Дошло это до Дарьи Михайловны. Доходило до нее такое и раньше, но обычно омрачения такие рассеивались или, вернее, заглаживались самим же виновником их. Она ведь верила в своего Алексашеньку, она ведь знала его. Теперь же, после такого письма самого государя, беспокойство не проходило, и мучительное чувство какой‑то особо щемящей тоски, все разрастаясь, захватило ее. «Удивительно, — недоумевала она, — почему он не рассказал мне об этом, почему я узнаю о таком от других?» Было раньше ведь, каялся он и, случалось, пытался оправдываться, не перед ней, так хоть перед самим собой. А теперь вот таится. Но еще больше ее удивляло, зачем ему нужно было идти на такие вот скрытные происки, так‑то вот страшно лукавить, взваливать на себя такое тяжелое бремя? Ведь сам же он не раз говорил: «Будешь лукавить, так черт задавит». И как это все у него получалось!.. Об этом‑то мог бы он ей рассказать. В чужих‑то ведь землях мало ли что может статься. Ведь там все не так: и другие обычаи, и люди иные, и не так говорят, и по–своему веруют… Приходилось‑таки поискать изворотов: как найтись, обойтись?.. Но он утаил, ничего не сказал.
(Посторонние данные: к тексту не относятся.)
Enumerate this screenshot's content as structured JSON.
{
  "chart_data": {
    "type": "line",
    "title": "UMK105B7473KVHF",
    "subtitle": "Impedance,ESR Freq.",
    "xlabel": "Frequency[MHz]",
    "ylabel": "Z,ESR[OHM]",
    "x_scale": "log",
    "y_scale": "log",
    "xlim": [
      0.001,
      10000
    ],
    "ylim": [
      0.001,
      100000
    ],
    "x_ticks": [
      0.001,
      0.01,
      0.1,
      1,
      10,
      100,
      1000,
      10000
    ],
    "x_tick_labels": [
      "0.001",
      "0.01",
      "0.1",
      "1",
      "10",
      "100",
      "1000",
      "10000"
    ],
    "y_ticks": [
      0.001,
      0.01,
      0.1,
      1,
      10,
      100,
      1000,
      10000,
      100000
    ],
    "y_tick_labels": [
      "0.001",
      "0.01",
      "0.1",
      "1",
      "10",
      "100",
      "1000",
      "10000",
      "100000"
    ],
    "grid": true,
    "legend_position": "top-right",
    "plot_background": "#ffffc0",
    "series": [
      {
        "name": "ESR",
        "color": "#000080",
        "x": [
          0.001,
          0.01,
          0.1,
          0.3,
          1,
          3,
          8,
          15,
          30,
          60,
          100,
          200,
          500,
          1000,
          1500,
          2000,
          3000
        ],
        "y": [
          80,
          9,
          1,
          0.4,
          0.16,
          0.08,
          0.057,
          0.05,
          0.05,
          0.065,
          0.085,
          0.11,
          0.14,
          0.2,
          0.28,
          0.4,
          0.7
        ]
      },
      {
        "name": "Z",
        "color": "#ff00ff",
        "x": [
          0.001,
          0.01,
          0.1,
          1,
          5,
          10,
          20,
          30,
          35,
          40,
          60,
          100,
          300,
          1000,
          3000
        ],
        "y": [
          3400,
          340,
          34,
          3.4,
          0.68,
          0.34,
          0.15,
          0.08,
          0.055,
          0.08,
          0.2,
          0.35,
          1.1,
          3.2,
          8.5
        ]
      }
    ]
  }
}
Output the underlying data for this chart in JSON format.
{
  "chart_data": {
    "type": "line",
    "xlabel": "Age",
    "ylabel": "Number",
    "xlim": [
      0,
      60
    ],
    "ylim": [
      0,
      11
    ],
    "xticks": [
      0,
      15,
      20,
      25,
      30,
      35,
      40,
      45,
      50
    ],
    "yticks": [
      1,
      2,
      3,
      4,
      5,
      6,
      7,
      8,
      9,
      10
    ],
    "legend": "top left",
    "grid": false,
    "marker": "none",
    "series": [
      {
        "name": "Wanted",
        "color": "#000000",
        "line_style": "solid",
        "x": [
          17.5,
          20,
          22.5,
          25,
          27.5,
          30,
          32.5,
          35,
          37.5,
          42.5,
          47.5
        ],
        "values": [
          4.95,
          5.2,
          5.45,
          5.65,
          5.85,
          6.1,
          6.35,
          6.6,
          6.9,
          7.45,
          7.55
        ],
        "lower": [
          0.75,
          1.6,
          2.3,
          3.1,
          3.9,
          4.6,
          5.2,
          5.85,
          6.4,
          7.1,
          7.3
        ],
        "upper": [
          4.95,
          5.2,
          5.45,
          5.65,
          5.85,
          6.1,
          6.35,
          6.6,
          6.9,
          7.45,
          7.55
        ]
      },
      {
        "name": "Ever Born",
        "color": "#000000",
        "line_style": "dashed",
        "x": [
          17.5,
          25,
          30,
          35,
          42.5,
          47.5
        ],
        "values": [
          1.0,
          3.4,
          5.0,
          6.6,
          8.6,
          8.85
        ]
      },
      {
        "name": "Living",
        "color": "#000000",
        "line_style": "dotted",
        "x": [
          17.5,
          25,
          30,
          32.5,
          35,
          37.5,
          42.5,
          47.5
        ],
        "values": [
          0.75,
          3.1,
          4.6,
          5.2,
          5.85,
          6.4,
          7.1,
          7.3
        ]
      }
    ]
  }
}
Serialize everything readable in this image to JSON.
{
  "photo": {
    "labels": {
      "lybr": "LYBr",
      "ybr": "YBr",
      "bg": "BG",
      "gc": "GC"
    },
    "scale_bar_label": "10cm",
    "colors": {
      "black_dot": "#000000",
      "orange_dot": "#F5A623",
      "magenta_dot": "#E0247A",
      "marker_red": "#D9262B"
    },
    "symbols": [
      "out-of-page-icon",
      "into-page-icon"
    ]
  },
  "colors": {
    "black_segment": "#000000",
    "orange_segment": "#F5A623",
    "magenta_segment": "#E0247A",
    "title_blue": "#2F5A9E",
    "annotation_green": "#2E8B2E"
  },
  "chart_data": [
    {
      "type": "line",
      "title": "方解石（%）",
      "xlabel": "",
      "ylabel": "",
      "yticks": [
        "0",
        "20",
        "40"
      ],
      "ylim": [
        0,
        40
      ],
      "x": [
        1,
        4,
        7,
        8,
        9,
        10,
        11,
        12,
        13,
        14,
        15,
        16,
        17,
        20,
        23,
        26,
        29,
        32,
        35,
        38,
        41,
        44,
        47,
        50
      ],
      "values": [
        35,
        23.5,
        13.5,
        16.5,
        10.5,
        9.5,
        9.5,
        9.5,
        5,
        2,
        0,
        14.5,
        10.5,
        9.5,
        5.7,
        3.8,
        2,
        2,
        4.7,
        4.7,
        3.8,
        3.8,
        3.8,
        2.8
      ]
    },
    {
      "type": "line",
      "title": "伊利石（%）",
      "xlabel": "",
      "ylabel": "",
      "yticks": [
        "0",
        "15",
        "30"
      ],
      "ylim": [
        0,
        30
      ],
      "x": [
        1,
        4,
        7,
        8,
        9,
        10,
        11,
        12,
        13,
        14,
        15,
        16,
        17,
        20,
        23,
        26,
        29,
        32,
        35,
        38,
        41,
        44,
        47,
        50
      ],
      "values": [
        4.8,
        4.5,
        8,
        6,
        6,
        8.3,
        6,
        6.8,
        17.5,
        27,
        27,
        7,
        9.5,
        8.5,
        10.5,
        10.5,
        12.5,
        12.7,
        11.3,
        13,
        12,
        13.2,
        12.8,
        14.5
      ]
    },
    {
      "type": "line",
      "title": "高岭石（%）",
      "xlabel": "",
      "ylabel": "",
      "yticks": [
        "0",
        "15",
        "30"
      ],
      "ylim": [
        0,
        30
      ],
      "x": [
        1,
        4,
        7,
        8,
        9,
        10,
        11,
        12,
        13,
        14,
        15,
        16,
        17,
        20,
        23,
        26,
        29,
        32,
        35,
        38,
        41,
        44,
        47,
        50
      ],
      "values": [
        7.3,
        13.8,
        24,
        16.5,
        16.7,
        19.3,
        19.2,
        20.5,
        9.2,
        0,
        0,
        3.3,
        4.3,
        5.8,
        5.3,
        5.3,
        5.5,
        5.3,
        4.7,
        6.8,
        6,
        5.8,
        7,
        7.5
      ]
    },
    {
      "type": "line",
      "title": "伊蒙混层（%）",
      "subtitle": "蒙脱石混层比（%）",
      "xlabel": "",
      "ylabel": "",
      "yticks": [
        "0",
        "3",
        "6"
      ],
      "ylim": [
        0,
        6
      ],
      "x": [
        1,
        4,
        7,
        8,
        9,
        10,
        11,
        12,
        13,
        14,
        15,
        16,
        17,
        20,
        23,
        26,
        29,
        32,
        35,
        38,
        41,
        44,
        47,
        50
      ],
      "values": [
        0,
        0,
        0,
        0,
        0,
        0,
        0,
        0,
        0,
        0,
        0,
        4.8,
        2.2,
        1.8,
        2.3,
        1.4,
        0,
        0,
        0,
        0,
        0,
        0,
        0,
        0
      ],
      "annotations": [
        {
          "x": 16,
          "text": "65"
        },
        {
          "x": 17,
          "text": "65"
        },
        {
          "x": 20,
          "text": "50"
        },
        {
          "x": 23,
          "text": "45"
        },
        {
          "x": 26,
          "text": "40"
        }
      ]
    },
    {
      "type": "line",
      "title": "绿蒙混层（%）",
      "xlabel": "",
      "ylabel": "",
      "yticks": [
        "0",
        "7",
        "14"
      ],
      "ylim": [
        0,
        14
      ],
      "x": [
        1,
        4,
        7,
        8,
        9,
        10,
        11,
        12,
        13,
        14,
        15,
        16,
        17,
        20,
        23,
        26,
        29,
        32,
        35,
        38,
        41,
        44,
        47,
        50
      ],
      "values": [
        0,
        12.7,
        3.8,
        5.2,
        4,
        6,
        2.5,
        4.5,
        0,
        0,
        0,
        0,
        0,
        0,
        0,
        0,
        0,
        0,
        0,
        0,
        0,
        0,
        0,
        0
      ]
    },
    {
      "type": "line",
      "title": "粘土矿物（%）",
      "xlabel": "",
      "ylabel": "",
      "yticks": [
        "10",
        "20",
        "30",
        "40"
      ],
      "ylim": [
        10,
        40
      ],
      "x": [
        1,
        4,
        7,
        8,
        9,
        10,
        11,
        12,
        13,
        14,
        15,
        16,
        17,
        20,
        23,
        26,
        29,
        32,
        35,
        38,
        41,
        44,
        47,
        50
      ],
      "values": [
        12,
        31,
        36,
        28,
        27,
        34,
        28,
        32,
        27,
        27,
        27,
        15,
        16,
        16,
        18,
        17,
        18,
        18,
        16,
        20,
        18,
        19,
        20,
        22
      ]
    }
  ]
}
Вид у нее был такой, что когда Александр Данилович вошел вечером в ее комнату, он испуганно бросился к ней:
— Дашенька, ты больна, дорогая?
— Нет, нет, я не больна, — успокаивала его Дарья Михайловна, — я только волновалась очень… Я хотела, чтобы ты скорее приехал домой, — торопливо лепетала она и, не в силах удержаться более, упала к нему на грудь, разрыдалась.
Он дал ей выплакаться. А когда Дарья Михайловна успокоилась, прямо спросил, что ее взволновало: уж не письмо ли государя с обвинением его в лихоимстве?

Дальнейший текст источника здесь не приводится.